This Heart-Wrenching Photo Essay Is An Eye-Opener On The Maharashtra Drought And Its Effects

    The drought has now lasted four years in a row and affected all of the region's 8,000-plus villages.

    Journalist Nikhil Inamdar, along with his 23-year-old cousin Ameya Marathe, recently travelled to the Marathwada region of Maharashtra to photograph the effects of the region's severe ongoing drought. In a photo essay published on The News Minute, they describe the consequences of a drought that has now lasted four years in a row and affected all of the region's 8,000-plus villages.

    Captioned: Left - Off the state highway a few kilometers outside Latur town, a parched tree casts a scarce shadow.
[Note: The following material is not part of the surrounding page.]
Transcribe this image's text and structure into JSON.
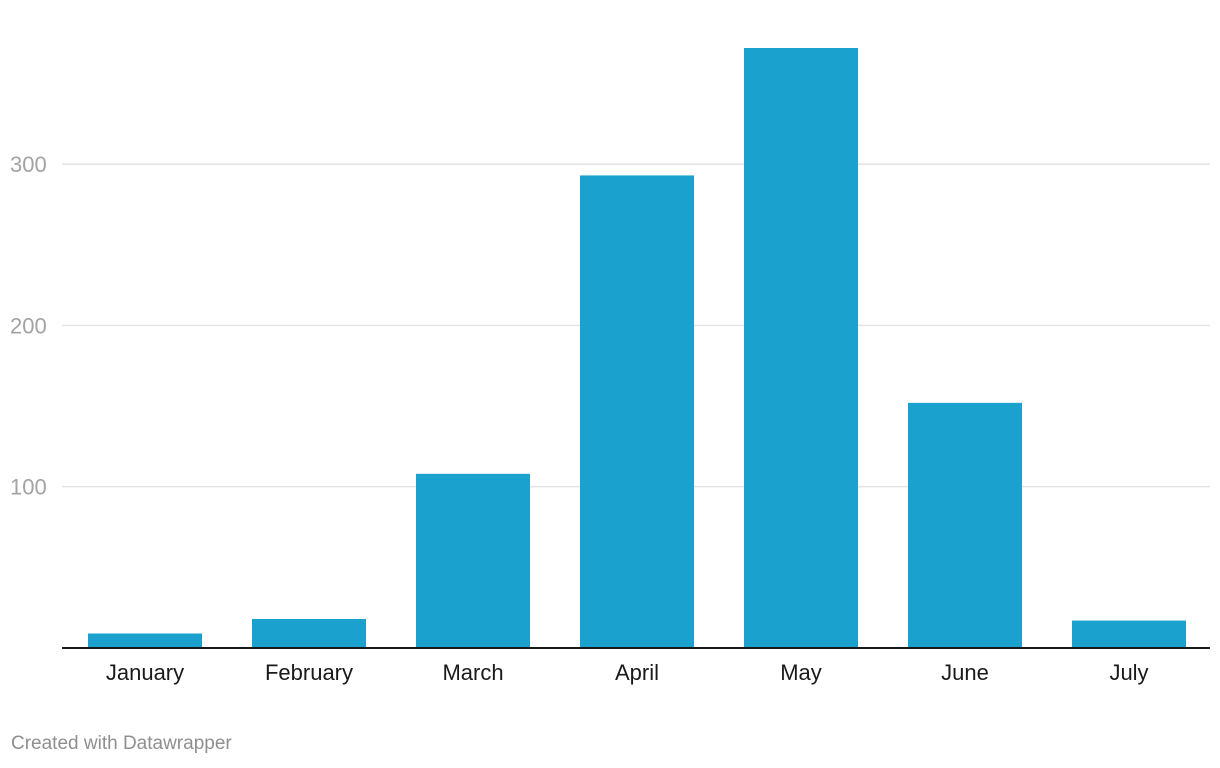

    Right - Distressed farmer suicides have averaged 9 a day. The drought has literally sucked life out of Maharashtra's agrarian communities.

    Captioned: Left - A relative of Mali shows his only photograph. With him in the picture, is his widowed wife in better times.

    Right - The streets of Latur town are perpetually lined with steel jugs in anticipation of a tanker's arrival.

    Captioned: Left - A little boy watches, as an altercation breaks out at the Vivekanand Chowk water tank in Latur. Fights between officials and citizens over water supplies have led to violence and even death.

    Right - Daily wage laborers complain that they have to miss work in order to fill up their containers.

    Captioned: Left - Thousands of leaky water tankers can be seen crisscrossing the Marathwada country. The tanker economy is booming. Price of water has tripled in the last few months from ₹400 to ₹1200 for 6,000 litres.

    Right - The industrial economy of the region has collapsed. This factory of Kirti Gold, a large agro-processing industrial group has been shuttered for the last 2 months.